Northern needs “direction” from the DfT and the Treasury to accept Holiday Working agreements with drivers and Sunday working with conductors, a conference heard on Wednesday.
Henri Murison, chief executive of the advocacy group Northern Powerhouse Partnership, said Northern’s improvements could have been made much faster under the OLR.
He said: “We are many years into this arrangement and there is still a lot to be done. i.
“I am concerned that, as the Government continues to privatise, the current way of running the railway companies is not working.
“Great British Railways will need to prioritize accountability by northern leaders who would have had greater power to address these shortcomings.
“The previous Secretaries of State have failed the North by giving the state without an effective structure to improve the shortcomings of the former private sector workers.”
OLR and the Department of Transport have been contacted for comment.

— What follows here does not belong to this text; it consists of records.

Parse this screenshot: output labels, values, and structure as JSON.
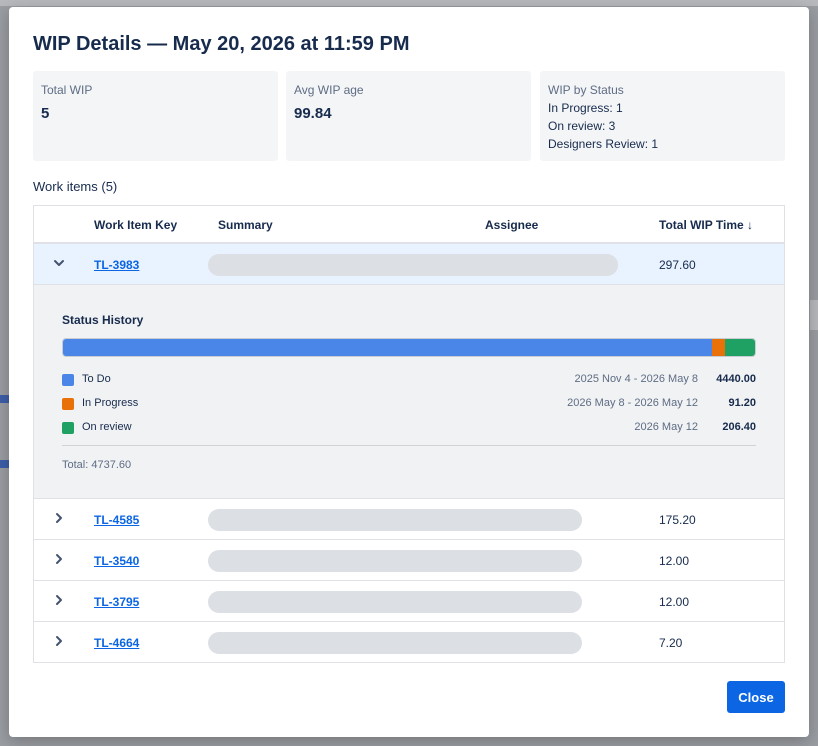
{
  "modal": {
    "title": "WIP Details — May 20, 2026 at 11:59 PM",
    "close_label": "Close"
  },
  "stats": {
    "total_wip": {
      "label": "Total WIP",
      "value": "5"
    },
    "avg_age": {
      "label": "Avg WIP age",
      "value": "99.84"
    },
    "by_status": {
      "label": "WIP by Status",
      "lines": [
        "In Progress: 1",
        "On review: 3",
        "Designers Review: 1"
      ]
    }
  },
  "work_items": {
    "title": "Work items (5)",
    "columns": {
      "key": "Work Item Key",
      "summary": "Summary",
      "assignee": "Assignee",
      "wip_time": "Total WIP Time ↓"
    },
    "rows": [
      {
        "key": "TL-3983",
        "wip_time": "297.60",
        "expanded": true
      },
      {
        "key": "TL-4585",
        "wip_time": "175.20",
        "expanded": false
      },
      {
        "key": "TL-3540",
        "wip_time": "12.00",
        "expanded": false
      },
      {
        "key": "TL-3795",
        "wip_time": "12.00",
        "expanded": false
      },
      {
        "key": "TL-4664",
        "wip_time": "7.20",
        "expanded": false
      }
    ]
  },
  "status_history": {
    "title": "Status History",
    "segments": [
      {
        "name": "To Do",
        "range": "2025 Nov 4 - 2026 May 8",
        "value": "4440.00",
        "amount": 4440.0,
        "color": "#4a86e8"
      },
      {
        "name": "In Progress",
        "range": "2026 May 8 - 2026 May 12",
        "value": "91.20",
        "amount": 91.2,
        "color": "#e8710a"
      },
      {
        "name": "On review",
        "range": "2026 May 12",
        "value": "206.40",
        "amount": 206.4,
        "color": "#1fa163"
      }
    ],
    "total": "Total: 4737.60"
  },
  "colors": {
    "accent": "#0c66e4",
    "expanded_row": "#e9f2ff"
  }
}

Ms Williams said the rail company had suffered from “a lot of under-investment”, and that she had recently met Transport Secretary Louise Haigh to discuss improvements.
Earlier this summer, Northern was served with an “infringement notice” because the operator’s cancellation rate exceeded 7 percent.
However, northern transport leaders, including Greater Manchester mayor and TfN committee chair Andy Burnham, say Northern’s reform plan is “not enough”.
Mr Rice admitted the operator would have to look at increasing “bus bookings” to replace the services it could not provide before Christmas.
“We are a bit reluctant to bring buses… but our job is actually to transport people, and if we can’t transport them by train, we will increase our efforts in November and prepare for December , by bus. arrangement,” he said.
Mr Rice also admitted that it was “surprising” North was still using fax machines to communicate with staff.
“People will say ‘how did we get thirty years of privacy, when money was being poured in trains and you’re talking about fax machines in 2024?'” asked Mr Burnham.
“I think that’s a very fair question, our job is to eliminate them,” Mr Rice replied.
The TfN committee said it would urgently write to Chancellor Rachel Reeves to ask the Government to resolve Northern’s contract issues as soon as possible.
Critics said Labor was taking a “big risk” by asking OLR to take control of other rail companies as part of its plans to nationalize rail.
Andy Bagnall, chief executive of Rail Partners, which represents the private sector, called the move “political and not a practical solution”.
He said i: “Public and private operators face very similar issues of industrial relations, reliability and infrastructure constraints.
Simply changing who runs the trains will not solve these problems, in fact, it can be very costly in the long run.